Analogías del Amor (IV)
Es conocida la historia bíblica del libro de Job. Este relato calza exactamente con el misterioso amor de Dios. Tal como lo explica Lewis, el accionar de Dios sobre el hombre está destinado a lograr en él una verdadera perfección de la naturaleza humana, donde pueda detener su mirada. Podemos encontrar fundamentos ciertos en Job que fortalecen esta idea sobre el sufrimiento humano. Notamos, paradigmáticamente, que lo que sucedió con este hombre considerado justo y digno de la mirada divina, corrobora las ideas de las analogías mencionadas.
Él sufre atrozmente y se revela hacia él ese aspecto terrible del amor que lo hará superarse para ser realmente digno, no con ojos humanos sino divinos, de una perfección que nunca creyó posible.
Su historia es un modelo de cuanto puede exigirnos el amor de Dios y de cuanto debemos ser capaces de soportar para merecerlo. Previamente, antes de iniciar su historia, a este personaje lo reconocieron como “…un hombre llamado Job, hombre cabal, recto, que temía a Dios y se apartaba del mal” (Job, 1,1).

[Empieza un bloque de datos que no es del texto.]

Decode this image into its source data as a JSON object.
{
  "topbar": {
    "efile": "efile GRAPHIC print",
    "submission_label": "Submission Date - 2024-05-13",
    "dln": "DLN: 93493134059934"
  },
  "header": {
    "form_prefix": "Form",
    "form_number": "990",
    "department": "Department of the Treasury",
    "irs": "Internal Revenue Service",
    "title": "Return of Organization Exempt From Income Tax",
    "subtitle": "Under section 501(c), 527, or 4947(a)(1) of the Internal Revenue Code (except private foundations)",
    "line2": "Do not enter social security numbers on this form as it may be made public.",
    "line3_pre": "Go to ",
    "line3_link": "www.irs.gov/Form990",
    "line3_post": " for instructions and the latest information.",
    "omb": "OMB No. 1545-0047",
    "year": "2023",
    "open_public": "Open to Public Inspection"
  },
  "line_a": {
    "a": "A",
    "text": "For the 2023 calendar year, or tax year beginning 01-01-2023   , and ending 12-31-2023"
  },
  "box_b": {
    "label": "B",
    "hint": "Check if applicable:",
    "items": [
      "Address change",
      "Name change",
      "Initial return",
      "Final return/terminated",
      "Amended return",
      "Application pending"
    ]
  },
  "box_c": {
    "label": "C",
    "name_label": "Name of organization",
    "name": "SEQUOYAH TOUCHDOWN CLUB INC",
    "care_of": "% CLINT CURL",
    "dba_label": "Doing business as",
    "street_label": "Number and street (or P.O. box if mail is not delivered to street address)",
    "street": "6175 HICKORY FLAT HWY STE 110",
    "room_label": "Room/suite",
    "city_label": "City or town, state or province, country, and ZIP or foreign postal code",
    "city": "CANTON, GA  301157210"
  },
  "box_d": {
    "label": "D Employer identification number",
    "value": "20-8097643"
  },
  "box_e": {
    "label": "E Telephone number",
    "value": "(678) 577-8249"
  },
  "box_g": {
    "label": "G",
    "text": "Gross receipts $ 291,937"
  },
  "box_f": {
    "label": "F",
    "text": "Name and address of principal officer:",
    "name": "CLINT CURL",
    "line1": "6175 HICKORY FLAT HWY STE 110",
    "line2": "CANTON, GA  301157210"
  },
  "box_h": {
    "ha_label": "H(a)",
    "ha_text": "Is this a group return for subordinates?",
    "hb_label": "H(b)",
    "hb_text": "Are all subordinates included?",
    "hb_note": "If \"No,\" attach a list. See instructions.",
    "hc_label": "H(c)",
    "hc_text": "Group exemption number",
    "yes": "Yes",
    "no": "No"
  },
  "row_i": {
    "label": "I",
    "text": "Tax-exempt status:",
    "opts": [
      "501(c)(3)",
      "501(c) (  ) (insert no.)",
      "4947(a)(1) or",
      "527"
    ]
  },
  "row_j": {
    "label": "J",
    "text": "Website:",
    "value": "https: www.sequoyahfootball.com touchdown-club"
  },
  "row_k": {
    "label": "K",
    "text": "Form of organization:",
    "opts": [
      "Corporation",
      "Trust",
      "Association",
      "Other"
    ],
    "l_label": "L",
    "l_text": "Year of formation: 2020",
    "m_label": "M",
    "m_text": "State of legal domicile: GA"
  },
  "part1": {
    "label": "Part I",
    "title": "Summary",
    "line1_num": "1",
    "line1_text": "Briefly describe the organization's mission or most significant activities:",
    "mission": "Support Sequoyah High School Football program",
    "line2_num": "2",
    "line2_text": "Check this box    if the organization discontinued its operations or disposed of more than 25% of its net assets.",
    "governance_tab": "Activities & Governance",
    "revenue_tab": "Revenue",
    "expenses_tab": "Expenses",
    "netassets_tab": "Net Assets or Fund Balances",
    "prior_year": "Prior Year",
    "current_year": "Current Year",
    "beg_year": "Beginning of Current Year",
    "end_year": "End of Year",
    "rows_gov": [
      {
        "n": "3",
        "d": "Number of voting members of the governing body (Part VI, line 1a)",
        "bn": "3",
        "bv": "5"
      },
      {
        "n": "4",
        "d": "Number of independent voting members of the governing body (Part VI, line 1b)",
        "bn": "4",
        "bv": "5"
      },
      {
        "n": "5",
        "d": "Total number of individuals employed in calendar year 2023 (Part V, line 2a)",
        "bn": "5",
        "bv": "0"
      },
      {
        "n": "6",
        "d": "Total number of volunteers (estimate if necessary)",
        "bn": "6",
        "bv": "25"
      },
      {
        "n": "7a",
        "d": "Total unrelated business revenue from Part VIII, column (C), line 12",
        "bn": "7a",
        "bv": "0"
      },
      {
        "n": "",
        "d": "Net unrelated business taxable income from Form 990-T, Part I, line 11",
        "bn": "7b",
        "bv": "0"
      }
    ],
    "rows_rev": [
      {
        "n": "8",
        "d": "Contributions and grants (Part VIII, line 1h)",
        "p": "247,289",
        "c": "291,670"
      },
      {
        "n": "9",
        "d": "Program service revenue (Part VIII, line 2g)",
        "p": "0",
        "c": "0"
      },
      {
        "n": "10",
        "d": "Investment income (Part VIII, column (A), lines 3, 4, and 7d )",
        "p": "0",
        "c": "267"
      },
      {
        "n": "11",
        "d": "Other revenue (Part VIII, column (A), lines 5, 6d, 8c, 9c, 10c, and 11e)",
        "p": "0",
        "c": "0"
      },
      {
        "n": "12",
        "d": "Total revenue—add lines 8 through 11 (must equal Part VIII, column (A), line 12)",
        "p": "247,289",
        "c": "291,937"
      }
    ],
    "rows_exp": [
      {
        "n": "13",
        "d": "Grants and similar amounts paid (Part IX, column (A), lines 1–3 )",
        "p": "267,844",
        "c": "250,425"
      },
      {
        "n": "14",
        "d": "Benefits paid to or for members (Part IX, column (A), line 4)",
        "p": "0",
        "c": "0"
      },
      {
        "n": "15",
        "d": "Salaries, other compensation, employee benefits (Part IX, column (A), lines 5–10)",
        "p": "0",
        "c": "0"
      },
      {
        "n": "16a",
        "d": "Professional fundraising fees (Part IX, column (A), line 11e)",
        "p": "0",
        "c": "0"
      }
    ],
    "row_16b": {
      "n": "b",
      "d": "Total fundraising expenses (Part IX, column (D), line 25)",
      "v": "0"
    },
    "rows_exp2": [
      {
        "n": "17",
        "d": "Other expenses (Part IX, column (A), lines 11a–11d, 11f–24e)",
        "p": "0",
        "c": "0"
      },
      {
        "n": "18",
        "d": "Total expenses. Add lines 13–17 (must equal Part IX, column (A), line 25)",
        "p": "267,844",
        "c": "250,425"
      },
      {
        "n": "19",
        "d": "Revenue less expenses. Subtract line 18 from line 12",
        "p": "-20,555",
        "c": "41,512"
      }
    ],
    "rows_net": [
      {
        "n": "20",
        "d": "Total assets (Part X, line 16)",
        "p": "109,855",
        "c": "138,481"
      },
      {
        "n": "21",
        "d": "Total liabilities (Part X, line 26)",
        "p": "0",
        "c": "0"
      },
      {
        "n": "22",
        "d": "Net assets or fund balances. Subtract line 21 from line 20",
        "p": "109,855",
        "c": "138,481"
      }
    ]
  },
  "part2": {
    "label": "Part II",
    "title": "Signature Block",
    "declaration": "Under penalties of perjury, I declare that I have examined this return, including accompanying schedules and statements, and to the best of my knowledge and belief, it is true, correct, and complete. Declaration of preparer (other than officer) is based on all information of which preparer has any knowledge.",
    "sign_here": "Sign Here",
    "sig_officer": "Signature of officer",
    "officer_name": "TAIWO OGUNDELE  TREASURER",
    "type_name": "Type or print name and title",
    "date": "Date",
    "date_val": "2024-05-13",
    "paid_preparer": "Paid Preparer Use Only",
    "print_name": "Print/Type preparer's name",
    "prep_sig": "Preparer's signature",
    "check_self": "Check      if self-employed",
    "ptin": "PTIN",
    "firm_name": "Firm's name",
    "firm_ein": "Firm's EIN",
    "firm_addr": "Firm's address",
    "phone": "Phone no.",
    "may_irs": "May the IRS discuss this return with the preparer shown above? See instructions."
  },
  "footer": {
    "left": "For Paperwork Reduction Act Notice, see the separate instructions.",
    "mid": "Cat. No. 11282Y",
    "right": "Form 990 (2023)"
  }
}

Él era un hombre digno de amar y ser amado y que, evidentemente, gozaba de todo favor celestial; sin embargo, estaba llamado a reconocer su existencia maravillosa como algo efímero, que en realidad no le pertenecía. Todos sus padeceres lo llevan, posteriormente, al ver que había sido llamado a una elevación mayor como ser humano y a ser digno de recibir una mirada divina, mucho más complaciente, luciendo en su persona. Job pierde todas sus pertenencias, mueren sus hijos, es herido con una llaga maligna, no entiende nada de lo que le ocurre. El relato de su sufrimiento es horroroso y causa pavor. En una de sus interpelaciones a Dios, Job parece no desear su presencia. Reconoce su nadidad y no entiende por qué Dios puede fijarse en el hombre. No puede asumir que el amor de Dios se está manifestando. Algo que solo aceptará cuando termine su prueba y sus sufrimientos. Los siguientes versículos revelan este sentir:
¿Qué es el hombre para que tanto de él te ocupes?

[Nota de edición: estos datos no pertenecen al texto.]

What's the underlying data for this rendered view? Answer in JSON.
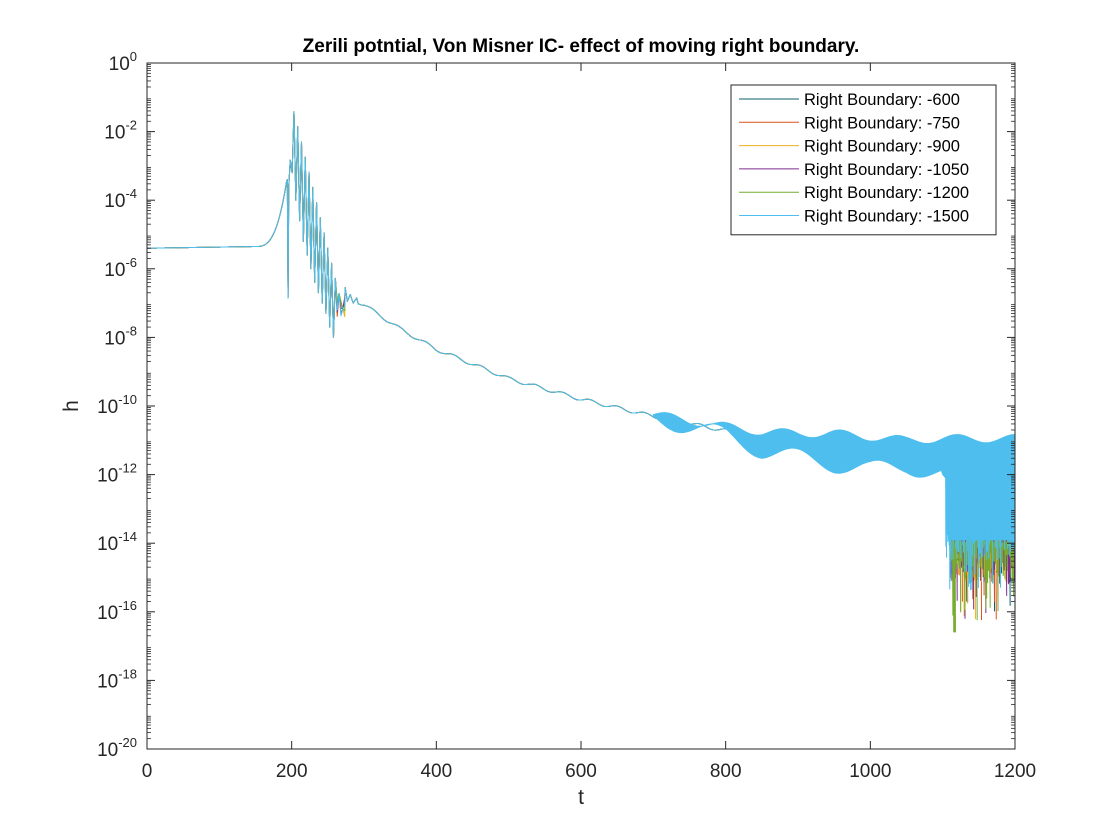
{
  "chart_data": {
    "type": "line",
    "title": "Zerili potntial, Von Misner IC- effect of moving right boundary.",
    "xlabel": "t",
    "ylabel": "h",
    "xlim": [
      0,
      1200
    ],
    "ylim": [
      1e-20,
      1
    ],
    "yscale": "log",
    "grid": false,
    "legend_position": "top-right",
    "xticks": [
      0,
      200,
      400,
      600,
      800,
      1000,
      1200
    ],
    "xtick_labels": [
      "0",
      "200",
      "400",
      "600",
      "800",
      "1000",
      "1200"
    ],
    "yticks": [
      -20,
      -18,
      -16,
      -14,
      -12,
      -10,
      -8,
      -6,
      -4,
      -2,
      0
    ],
    "ytick_labels": [
      {
        "base": "10",
        "exp": "-20"
      },
      {
        "base": "10",
        "exp": "-18"
      },
      {
        "base": "10",
        "exp": "-16"
      },
      {
        "base": "10",
        "exp": "-14"
      },
      {
        "base": "10",
        "exp": "-12"
      },
      {
        "base": "10",
        "exp": "-10"
      },
      {
        "base": "10",
        "exp": "-8"
      },
      {
        "base": "10",
        "exp": "-6"
      },
      {
        "base": "10",
        "exp": "-4"
      },
      {
        "base": "10",
        "exp": "-2"
      },
      {
        "base": "10",
        "exp": "0"
      }
    ],
    "series": [
      {
        "name": "Right Boundary: -600",
        "color": "#0b5f6f"
      },
      {
        "name": "Right Boundary: -750",
        "color": "#d95319"
      },
      {
        "name": "Right Boundary: -900",
        "color": "#edb120"
      },
      {
        "name": "Right Boundary: -1050",
        "color": "#7e2f8e"
      },
      {
        "name": "Right Boundary: -1200",
        "color": "#77ac30"
      },
      {
        "name": "Right Boundary: -1500",
        "color": "#4dbeee"
      }
    ],
    "common_curve": {
      "description_points_t": [
        0,
        150,
        180,
        192,
        196,
        203,
        210,
        222,
        240,
        255,
        270,
        300,
        400,
        500,
        600,
        700,
        800
      ],
      "log10_h": [
        -5.4,
        -5.35,
        -4.9,
        -3.6,
        -6.9,
        -1.4,
        -1.5,
        -2.5,
        -4.0,
        -5.5,
        -6.5,
        -7.0,
        -8.4,
        -9.2,
        -9.8,
        -10.3,
        -10.7
      ]
    },
    "band": {
      "t": [
        700,
        800,
        850,
        900,
        950,
        1000,
        1050,
        1100,
        1200
      ],
      "log10_upper": [
        -10.25,
        -10.6,
        -10.75,
        -10.8,
        -10.8,
        -10.9,
        -11.0,
        -10.95,
        -10.95
      ],
      "log10_lower": [
        -10.35,
        -10.85,
        -11.3,
        -11.5,
        -11.7,
        -11.85,
        -11.75,
        -12.0,
        -12.0
      ]
    },
    "noise_region": {
      "t_start": 1110,
      "t_end": 1200,
      "log10_upper": -11.0,
      "log10_deep_lower": -14.2,
      "min_spike_log10": -16.6,
      "min_spike_t": 1116
    }
  }
}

para que pongas en él tu corazón
para que le escrutes todas las mañanas
y a cada instante le escudriñes ?
¿Cuándo retirarás tu mirada de mí?
¿No me dejarás ni el tiempo de tragar saliva? (Job 7, 17-19)

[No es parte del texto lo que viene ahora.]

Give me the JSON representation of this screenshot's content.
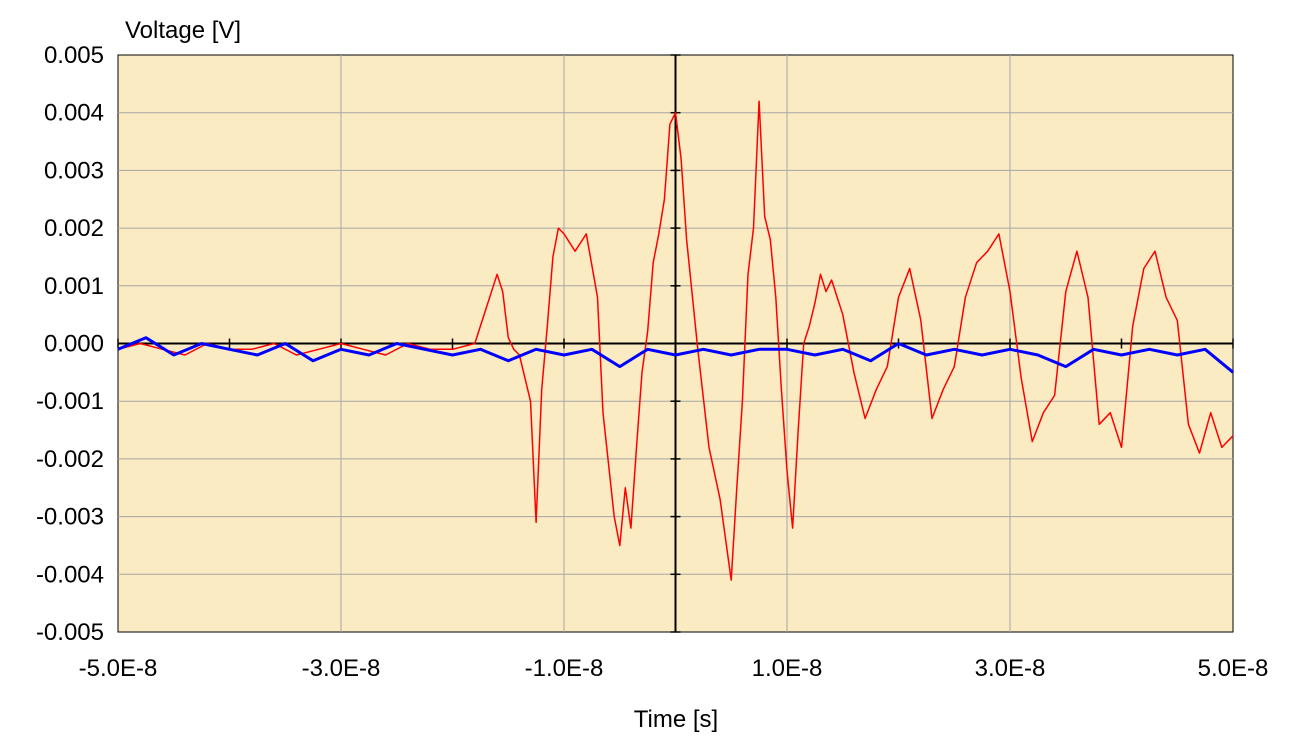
{
  "chart_data": {
    "type": "line",
    "title": "",
    "ylabel": "Voltage [V]",
    "xlabel": "Time [s]",
    "xlim": [
      -5e-08,
      5e-08
    ],
    "ylim": [
      -0.005,
      0.005
    ],
    "x_ticks": [
      -5e-08,
      -3e-08,
      -1e-08,
      1e-08,
      3e-08,
      5e-08
    ],
    "x_tick_labels": [
      "-5.0E-8",
      "-3.0E-8",
      "-1.0E-8",
      "1.0E-8",
      "3.0E-8",
      "5.0E-8"
    ],
    "x_gridlines": [
      -3e-08,
      -1e-08,
      1e-08,
      3e-08
    ],
    "y_ticks": [
      0.005,
      0.004,
      0.003,
      0.002,
      0.001,
      0.0,
      -0.001,
      -0.002,
      -0.003,
      -0.004,
      -0.005
    ],
    "y_tick_labels": [
      "0.005",
      "0.004",
      "0.003",
      "0.002",
      "0.001",
      "0.000",
      "-0.001",
      "-0.002",
      "-0.003",
      "-0.004",
      "-0.005"
    ],
    "grid": true,
    "legend": "none",
    "plot_background": "#FAEBC3",
    "grid_color": "#A6A6A6",
    "series": [
      {
        "color": "#FF0000",
        "line_width": 1.5,
        "x": [
          -5e-08,
          -4.8e-08,
          -4.6e-08,
          -4.4e-08,
          -4.2e-08,
          -4e-08,
          -3.8e-08,
          -3.6e-08,
          -3.4e-08,
          -3.2e-08,
          -3e-08,
          -2.8e-08,
          -2.6e-08,
          -2.4e-08,
          -2.2e-08,
          -2e-08,
          -1.8e-08,
          -1.6e-08,
          -1.55e-08,
          -1.5e-08,
          -1.45e-08,
          -1.4e-08,
          -1.3e-08,
          -1.25e-08,
          -1.2e-08,
          -1.15e-08,
          -1.1e-08,
          -1.05e-08,
          -1e-08,
          -9e-09,
          -8e-09,
          -7e-09,
          -6.5e-09,
          -6e-09,
          -5.5e-09,
          -5e-09,
          -4.5e-09,
          -4e-09,
          -3.5e-09,
          -3e-09,
          -2.5e-09,
          -2e-09,
          -1.5e-09,
          -1e-09,
          -5e-10,
          0.0,
          5e-10,
          1e-09,
          2e-09,
          3e-09,
          4e-09,
          5e-09,
          5.5e-09,
          6e-09,
          6.5e-09,
          7e-09,
          7.5e-09,
          8e-09,
          8.5e-09,
          9e-09,
          9.5e-09,
          1e-08,
          1.05e-08,
          1.1e-08,
          1.15e-08,
          1.2e-08,
          1.25e-08,
          1.3e-08,
          1.35e-08,
          1.4e-08,
          1.5e-08,
          1.6e-08,
          1.7e-08,
          1.8e-08,
          1.9e-08,
          2e-08,
          2.1e-08,
          2.2e-08,
          2.3e-08,
          2.4e-08,
          2.5e-08,
          2.6e-08,
          2.7e-08,
          2.8e-08,
          2.9e-08,
          3e-08,
          3.1e-08,
          3.2e-08,
          3.3e-08,
          3.4e-08,
          3.5e-08,
          3.6e-08,
          3.7e-08,
          3.8e-08,
          3.9e-08,
          4e-08,
          4.1e-08,
          4.2e-08,
          4.3e-08,
          4.4e-08,
          4.5e-08,
          4.6e-08,
          4.7e-08,
          4.8e-08,
          4.9e-08,
          5e-08
        ],
        "y": [
          -0.0001,
          0.0,
          -0.0001,
          -0.0002,
          0.0,
          -0.0001,
          -0.0001,
          0.0,
          -0.0002,
          -0.0001,
          0.0,
          -0.0001,
          -0.0002,
          0.0,
          -0.0001,
          -0.0001,
          0.0,
          0.0012,
          0.0009,
          0.0001,
          -0.0001,
          -0.0002,
          -0.001,
          -0.0031,
          -0.0008,
          0.0003,
          0.0015,
          0.002,
          0.0019,
          0.0016,
          0.0019,
          0.0008,
          -0.0012,
          -0.0021,
          -0.003,
          -0.0035,
          -0.0025,
          -0.0032,
          -0.0018,
          -0.0005,
          0.0002,
          0.0014,
          0.0019,
          0.0025,
          0.0038,
          0.004,
          0.0032,
          0.0018,
          -0.0001,
          -0.0018,
          -0.0027,
          -0.0041,
          -0.0025,
          -0.001,
          0.0012,
          0.002,
          0.0042,
          0.0022,
          0.0018,
          0.0008,
          -0.0008,
          -0.0022,
          -0.0032,
          -0.0015,
          0.0,
          0.0003,
          0.0007,
          0.0012,
          0.0009,
          0.0011,
          0.0005,
          -0.0005,
          -0.0013,
          -0.0008,
          -0.0004,
          0.0008,
          0.0013,
          0.0004,
          -0.0013,
          -0.0008,
          -0.0004,
          0.0008,
          0.0014,
          0.0016,
          0.0019,
          0.0009,
          -0.0006,
          -0.0017,
          -0.0012,
          -0.0009,
          0.0009,
          0.0016,
          0.0008,
          -0.0014,
          -0.0012,
          -0.0018,
          0.0003,
          0.0013,
          0.0016,
          0.0008,
          0.0004,
          -0.0014,
          -0.0019,
          -0.0012,
          -0.0018,
          -0.0016
        ]
      },
      {
        "color": "#0000FF",
        "line_width": 3,
        "x": [
          -5e-08,
          -4.75e-08,
          -4.5e-08,
          -4.25e-08,
          -4e-08,
          -3.75e-08,
          -3.5e-08,
          -3.25e-08,
          -3e-08,
          -2.75e-08,
          -2.5e-08,
          -2.25e-08,
          -2e-08,
          -1.75e-08,
          -1.5e-08,
          -1.25e-08,
          -1e-08,
          -7.5e-09,
          -5e-09,
          -2.5e-09,
          0.0,
          2.5e-09,
          5e-09,
          7.5e-09,
          1e-08,
          1.25e-08,
          1.5e-08,
          1.75e-08,
          2e-08,
          2.25e-08,
          2.5e-08,
          2.75e-08,
          3e-08,
          3.25e-08,
          3.5e-08,
          3.75e-08,
          4e-08,
          4.25e-08,
          4.5e-08,
          4.75e-08,
          5e-08
        ],
        "y": [
          -0.0001,
          0.0001,
          -0.0002,
          0.0,
          -0.0001,
          -0.0002,
          0.0,
          -0.0003,
          -0.0001,
          -0.0002,
          0.0,
          -0.0001,
          -0.0002,
          -0.0001,
          -0.0003,
          -0.0001,
          -0.0002,
          -0.0001,
          -0.0004,
          -0.0001,
          -0.0002,
          -0.0001,
          -0.0002,
          -0.0001,
          -0.0001,
          -0.0002,
          -0.0001,
          -0.0003,
          0.0,
          -0.0002,
          -0.0001,
          -0.0002,
          -0.0001,
          -0.0002,
          -0.0004,
          -0.0001,
          -0.0002,
          -0.0001,
          -0.0002,
          -0.0001,
          -0.0005
        ]
      }
    ]
  }
}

Parece que Job le pide a Dios que lo deje tranquilo, pero eso en este contexto de divino misterio, no sería pedir amor, sino, precisamente, no querer ser objeto de él. Somos sus criaturas. Este padecer es muchas veces una gran incógnita. El gran rol que cumple el dolor es precisamente llegar a saberse conocido por otro ser que nos ama, aunque no entendamos las formas de ese amor. Este reclamo lleva una angustia y una esperanza concomitantes. Como vimos en las metáforas precedentes, en una de ellas se menciona la relación de un hombre con su perro. Allí, Lewis relata que el perro mira extrañado que lo bañan. En otra, el hijo no entiende la severidad de los padres. Vimos también que si el mármol hablara, se quejaría de los innumerables cincelazos del escultor. Cuando uno logra constatar que es objeto de una dedicación inefable, plena de amorosa entrega, iniciamos el recorrido del alma hacia las regiones donde se sabrá verdaderamente amada.